To determine an appropriate challenge viral stock amount and establish the K18-hACE2 SARS-CoV-2 mouse challenge model, five viral doses were used to inoculate the K18-hACE2 mice. Each study group was composed of 10 hACE2 K18 Tg mice (5 males and 5 females). Mice were infected on study day 0 doses ranging from 5 × 102 to 1 × 105 PFU of SARS-CoV-2 USA-WA1/2020 administered via intranasal instillation. All mice were monitored for clinical symptoms and body weight twice daily, every 12 hours, from study day 0 to study day 14. Mice were euthanized if they displayed any signs of pain or distress as indicated by the failure to move after stimulated or inappetence, or if mice have greater than 25% weight loss compared to their study day 0 body weight. Hematoxylin and eosin staining of lung sections following infection with 1.25 × 104 PFU compared to control uninfected mouse lung sections are shown in Figure S6.

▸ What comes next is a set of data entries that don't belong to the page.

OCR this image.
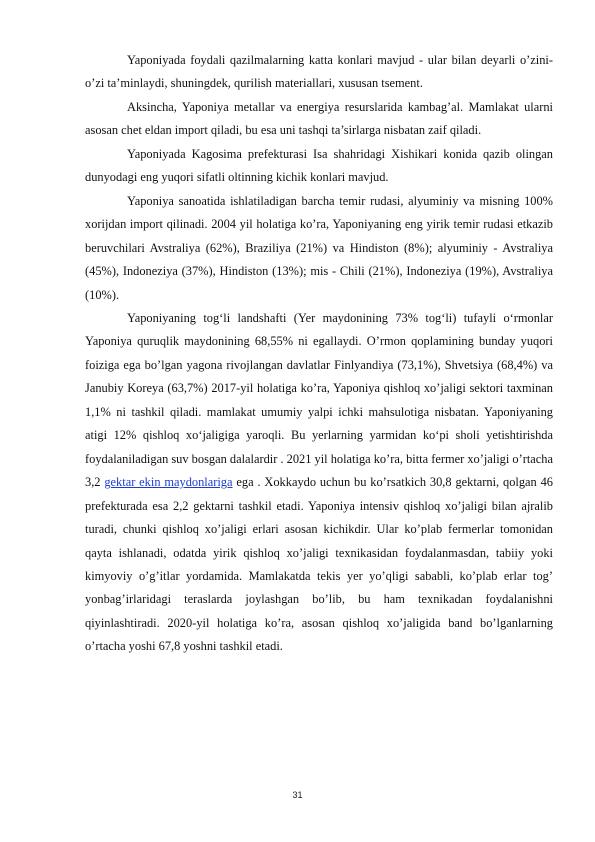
Yaponiyada foydali qazilmalarning katta konlari mavjud - ular bilan deyarli o’zini-o’zi ta’minlaydi, shuningdek, qurilish materiallari, xususan tsement.

Aksincha, Yaponiya metallar va energiya resurslarida kambag’al. Mamlakat ularni asosan chet eldan import qiladi, bu esa uni tashqi ta’sirlarga nisbatan zaif qiladi.

Yaponiyada Kagosima prefekturasi Isa shahridagi Xishikari konida qazib olingan dunyodagi eng yuqori sifatli oltinning kichik konlari mavjud.

Yaponiya sanoatida ishlatiladigan barcha temir rudasi, alyuminiy va misning 100% xorijdan import qilinadi. 2004 yil holatiga ko’ra, Yaponiyaning eng yirik temir rudasi etkazib beruvchilari Avstraliya (62%), Braziliya (21%) va Hindiston (8%); alyuminiy - Avstraliya (45%), Indoneziya (37%), Hindiston (13%); mis - Chili (21%), Indoneziya (19%), Avstraliya (10%).

Yaponiyaning tog‘li landshafti (Yer maydonining 73% tog‘li) tufayli o‘rmonlar Yaponiya quruqlik maydonining 68,55% ni egallaydi. O’rmon qoplamining bunday yuqori foiziga ega bo’lgan yagona rivojlangan davlatlar Finlyandiya (73,1%), Shvetsiya (68,4%) va Janubiy Koreya (63,7%) 2017-yil holatiga ko’ra, Yaponiya qishloq xo’jaligi sektori taxminan 1,1% ni tashkil qiladi. mamlakat umumiy yalpi ichki mahsulotiga nisbatan. Yaponiyaning atigi 12% qishloq xo‘jaligiga yaroqli. Bu yerlarning yarmidan ko‘pi sholi yetishtirishda foydalaniladigan suv bosgan dalalardir . 2021 yil holatiga ko’ra, bitta fermer xo’jaligi o’rtacha 3,2 gektar ekin maydonlariga ega . Xokkaydo uchun bu ko’rsatkich 30,8 gektarni, qolgan 46 prefekturada esa 2,2 gektarni tashkil etadi. Yaponiya intensiv qishloq xo’jaligi bilan ajralib turadi, chunki qishloq xo’jaligi erlari asosan kichikdir. Ular ko’plab fermerlar tomonidan qayta ishlanadi, odatda yirik qishloq xo’jaligi texnikasidan foydalanmasdan, tabiiy yoki kimyoviy o’g’itlar yordamida. Mamlakatda tekis yer yo’qligi sababli, ko’plab erlar tog’ yonbag’irlaridagi teraslarda joylashgan bo’lib, bu ham texnikadan foydalanishni qiyinlashtiradi. 2020-yil holatiga ko’ra, asosan qishloq xo’jaligida band bo’lganlarning o’rtacha yoshi 67,8 yoshni tashkil etadi.

31
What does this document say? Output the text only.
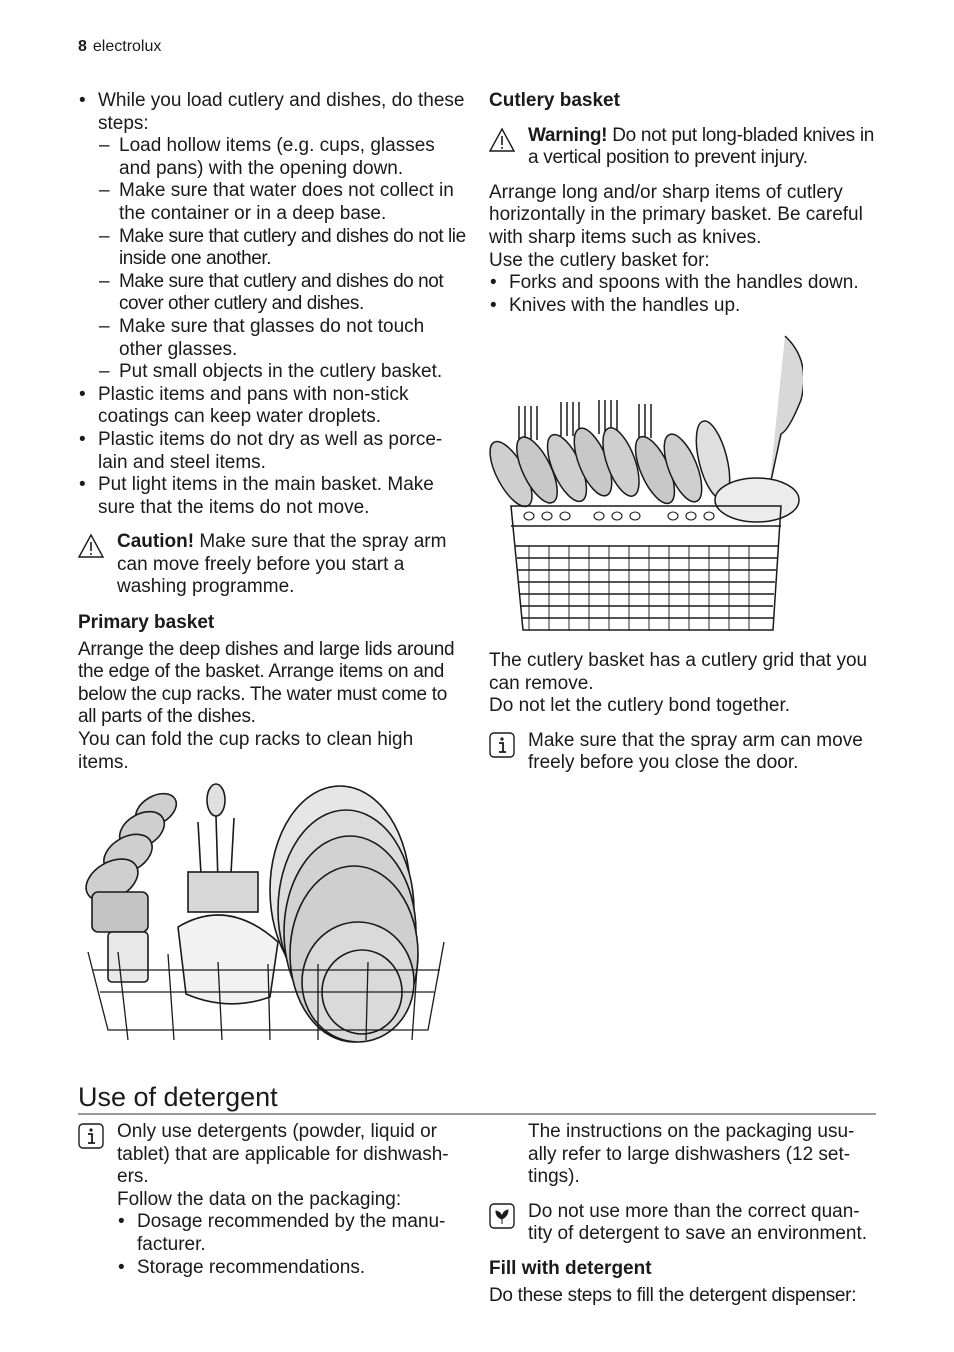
8 electrolux
• While you load cutlery and dishes, do these steps:
– Load hollow items (e.g. cups, glasses and pans) with the opening down.
– Make sure that water does not collect in the container or in a deep base.
– Make sure that cutlery and dishes do not lie inside one another.
– Make sure that cutlery and dishes do not cover other cutlery and dishes.
– Make sure that glasses do not touch other glasses.
– Put small objects in the cutlery basket.
• Plastic items and pans with non-stick coatings can keep water droplets.
• Plastic items do not dry as well as porce-lain and steel items.
• Put light items in the main basket. Make sure that the items do not move.
Caution! Make sure that the spray arm can move freely before you start a washing programme.
Primary basket
Arrange the deep dishes and large lids around the edge of the basket. Arrange items on and below the cup racks. The water must come to all parts of the dishes.
You can fold the cup racks to clean high items.
Cutlery basket
Warning! Do not put long-bladed knives in a vertical position to prevent injury.
Arrange long and/or sharp items of cutlery horizontally in the primary basket. Be careful with sharp items such as knives.
Use the cutlery basket for:
• Forks and spoons with the handles down.
• Knives with the handles up.
The cutlery basket has a cutlery grid that you can remove.
Do not let the cutlery bond together.
Make sure that the spray arm can move freely before you close the door.
Use of detergent
Only use detergents (powder, liquid or tablet) that are applicable for dishwash-ers.
Follow the data on the packaging:
• Dosage recommended by the manu-facturer.
• Storage recommendations.
The instructions on the packaging usu-ally refer to large dishwashers (12 set-tings).
Do not use more than the correct quan-tity of detergent to save an environment.
Fill with detergent
Do these steps to fill the detergent dispenser:
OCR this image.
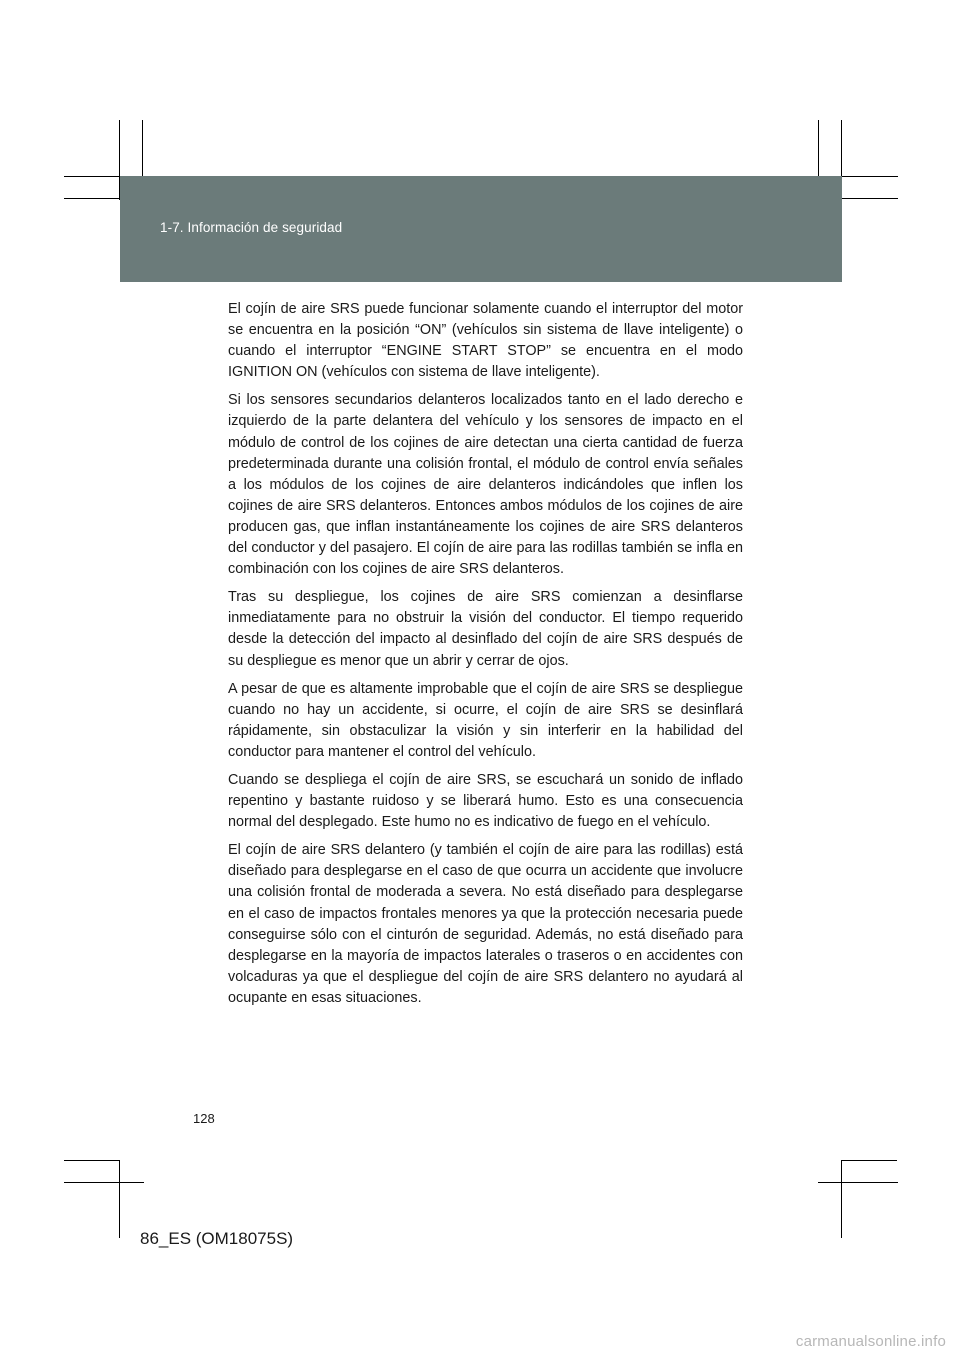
1-7. Información de seguridad

El cojín de aire SRS puede funcionar solamente cuando el interruptor del motor se encuentra en la posición “ON” (vehículos sin sistema de llave inteligente) o cuando el interruptor “ENGINE START STOP” se encuentra en el modo IGNITION ON (vehículos con sistema de llave inteligente).

Si los sensores secundarios delanteros localizados tanto en el lado derecho e izquierdo de la parte delantera del vehículo y los sensores de impacto en el módulo de control de los cojines de aire detectan una cierta cantidad de fuerza predeterminada durante una colisión frontal, el módulo de control envía señales a los módulos de los cojines de aire delanteros indicándoles que inflen los cojines de aire SRS delanteros. Entonces ambos módulos de los cojines de aire producen gas, que inflan instantáneamente los cojines de aire SRS delanteros del conductor y del pasajero. El cojín de aire para las rodillas también se infla en combinación con los cojines de aire SRS delanteros.

Tras su despliegue, los cojines de aire SRS comienzan a desinflarse inmediatamente para no obstruir la visión del conductor. El tiempo requerido desde la detección del impacto al desinflado del cojín de aire SRS después de su despliegue es menor que un abrir y cerrar de ojos.

A pesar de que es altamente improbable que el cojín de aire SRS se despliegue cuando no hay un accidente, si ocurre, el cojín de aire SRS se desinflará rápidamente, sin obstaculizar la visión y sin interferir en la habilidad del conductor para mantener el control del vehículo.

Cuando se despliega el cojín de aire SRS, se escuchará un sonido de inflado repentino y bastante ruidoso y se liberará humo. Esto es una consecuencia normal del desplegado. Este humo no es indicativo de fuego en el vehículo.

El cojín de aire SRS delantero (y también el cojín de aire para las rodillas) está diseñado para desplegarse en el caso de que ocurra un accidente que involucre una colisión frontal de moderada a severa. No está diseñado para desplegarse en el caso de impactos frontales menores ya que la protección necesaria puede conseguirse sólo con el cinturón de seguridad. Además, no está diseñado para desplegarse en la mayoría de impactos laterales o traseros o en accidentes con volcaduras ya que el despliegue del cojín de aire SRS delantero no ayudará al ocupante en esas situaciones.

128
86_ES (OM18075S)
carmanualsonline.info
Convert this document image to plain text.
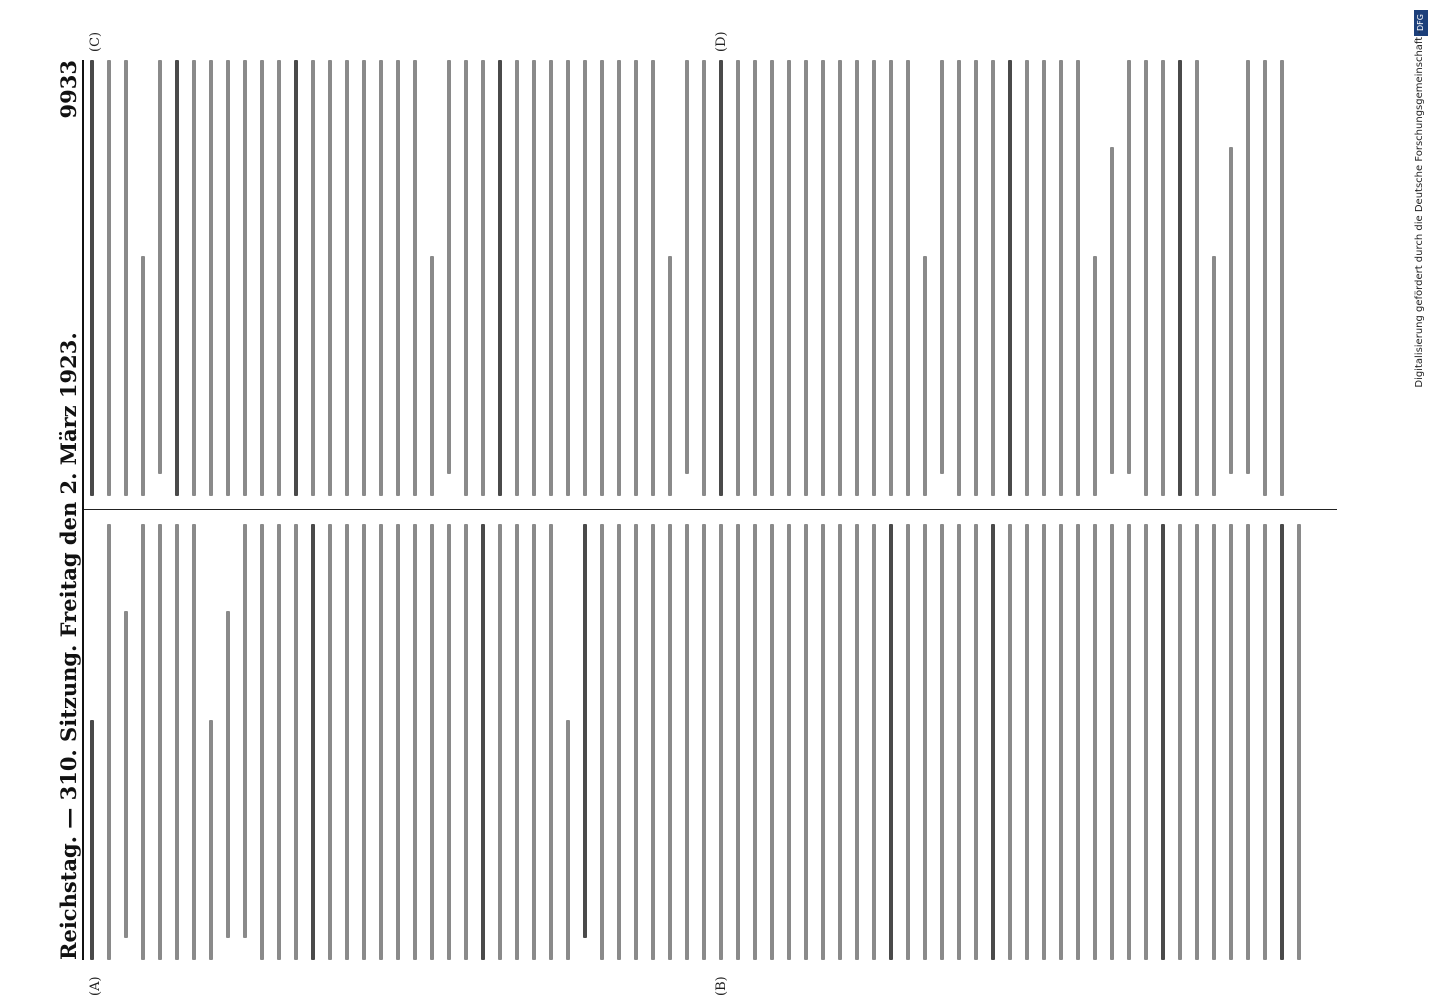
Reichstag. — 310. Sitzung. Freitag den 2. März 1923.
9933
(A)	(B)
(C)	(D)
DFG
Digitalisierung gefördert durch die Deutsche Forschungsgemeinschaft -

For the passive immunization study, on day −1, K18-hACE2 mice were injected intravenously with purified IgG from C57BL/6 vaccinated mice. On study day 0, all mice were inoculated with 1.25×104 PFU of SARS-CoV-2 USA-WA1/2020 via intranasal instillation. All mice were monitored for clinical symptoms and body weight twice daily, every 12 hours, from study day 0 to study day 14. Mice were euthanized if they displayed any signs of pain or distress as indicated by the failure to move after stimulated or inappetence, or if mice have greater than 25% weight loss compared to their study day 0 body weight.

Data Analysis

Data analyses used GraphPad (San Diego, CA) Prism software and statistical tests as described for individual experiments.